While such centers often use diesel generators for backup power, the project designers want to use the study to figure out if they can use solar panels and batteries to downsize or altogether avoid the use of noisy generators that produce air pollution.

The Smart Electric Power Alliance received $50,000 to study the use of solar panels and batteries to replace a diesel generator at Holy Wisdom Monastery in Middleton, which provides emergency shelter for the town of Westport and for travelers stranded at the Madison airport.

Madison Gas and Electric would use the project as a storage test site.

Grants were also awarded to study the use of microgrids at a new emergency operations center in Prairie du Sac, the Sun Prairie public library and a business park in Middleton.
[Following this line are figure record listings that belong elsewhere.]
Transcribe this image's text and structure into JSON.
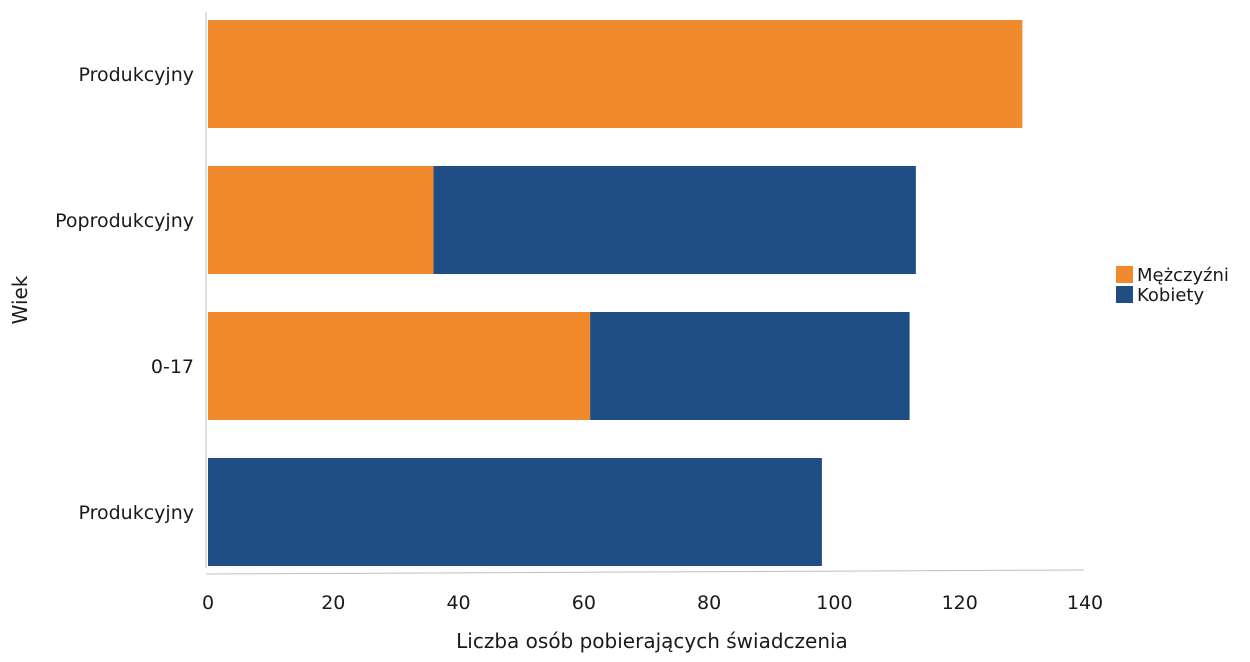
{
  "chart_data": {
    "type": "bar",
    "orientation": "horizontal",
    "stacked": true,
    "categories": [
      "Produkcyjny",
      "Poprodukcyjny",
      "0-17",
      "Produkcyjny"
    ],
    "series": [
      {
        "name": "Mężczyźni",
        "color": "#f08a2c",
        "values": [
          130,
          36,
          61,
          0
        ]
      },
      {
        "name": "Kobiety",
        "color": "#1f4e85",
        "values": [
          0,
          77,
          51,
          98
        ]
      }
    ],
    "xlabel": "Liczba osób pobierających świadczenia",
    "ylabel": "Wiek",
    "xlim": [
      0,
      140
    ],
    "xticks": [
      "0",
      "20",
      "40",
      "60",
      "80",
      "100",
      "120",
      "140"
    ],
    "grid": false,
    "legend_position": "right"
  }
}
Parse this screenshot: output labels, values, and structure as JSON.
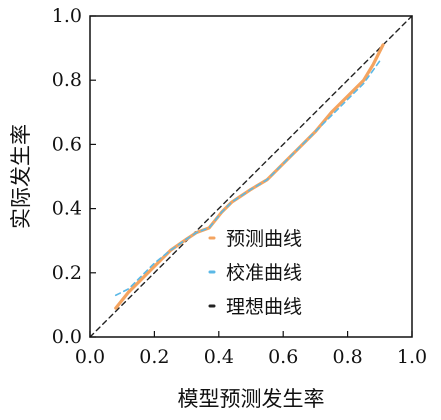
{
  "chart_data": {
    "type": "line",
    "title": "",
    "xlabel": "模型预测发生率",
    "ylabel": "实际发生率",
    "xlim": [
      0.0,
      1.0
    ],
    "ylim": [
      0.0,
      1.0
    ],
    "x_ticks": [
      "0.0",
      "0.2",
      "0.4",
      "0.6",
      "0.8",
      "1.0"
    ],
    "y_ticks": [
      "0.0",
      "0.2",
      "0.4",
      "0.6",
      "0.8",
      "1.0"
    ],
    "grid": false,
    "legend_position": "lower-center",
    "series": [
      {
        "name": "预测曲线",
        "color": "#f4a460",
        "style": "solid",
        "points": [
          [
            0.08,
            0.09
          ],
          [
            0.12,
            0.14
          ],
          [
            0.16,
            0.18
          ],
          [
            0.2,
            0.22
          ],
          [
            0.25,
            0.27
          ],
          [
            0.3,
            0.305
          ],
          [
            0.33,
            0.325
          ],
          [
            0.37,
            0.34
          ],
          [
            0.41,
            0.39
          ],
          [
            0.44,
            0.42
          ],
          [
            0.47,
            0.44
          ],
          [
            0.5,
            0.46
          ],
          [
            0.55,
            0.49
          ],
          [
            0.6,
            0.54
          ],
          [
            0.65,
            0.59
          ],
          [
            0.7,
            0.64
          ],
          [
            0.75,
            0.7
          ],
          [
            0.8,
            0.75
          ],
          [
            0.85,
            0.8
          ],
          [
            0.88,
            0.85
          ],
          [
            0.91,
            0.91
          ]
        ]
      },
      {
        "name": "校准曲线",
        "color": "#5bb8e6",
        "style": "dashed",
        "points": [
          [
            0.08,
            0.13
          ],
          [
            0.12,
            0.15
          ],
          [
            0.16,
            0.19
          ],
          [
            0.2,
            0.23
          ],
          [
            0.25,
            0.27
          ],
          [
            0.3,
            0.305
          ],
          [
            0.33,
            0.325
          ],
          [
            0.37,
            0.34
          ],
          [
            0.41,
            0.39
          ],
          [
            0.44,
            0.42
          ],
          [
            0.47,
            0.44
          ],
          [
            0.5,
            0.46
          ],
          [
            0.55,
            0.49
          ],
          [
            0.6,
            0.54
          ],
          [
            0.65,
            0.59
          ],
          [
            0.7,
            0.64
          ],
          [
            0.75,
            0.69
          ],
          [
            0.8,
            0.74
          ],
          [
            0.85,
            0.79
          ],
          [
            0.9,
            0.86
          ]
        ]
      },
      {
        "name": "理想曲线",
        "color": "#222222",
        "style": "dashed",
        "points": [
          [
            0.0,
            0.0
          ],
          [
            1.0,
            1.0
          ]
        ]
      }
    ]
  }
}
The commission voted 2-1 to reject a proposal from the Wisconsin Housing Preservation Corp. to study an emergency heating and cooling center for a low-income senior housing project in Green Bay because the application was filed five hours after the deadline.

Utilizing a microgrid

The commission approved the grants unanimously, but Commissioner Ellen Nowak expressed concern about the strong emphasis on renewable energy and said she wants to see an emphasis on resilience in any future funding requests.

“This isn’t about putting out a press release (saying) ‘we’re on our way to meeting our city’s goal,’” Nowak said. “This is about providing critical service in a time of need.”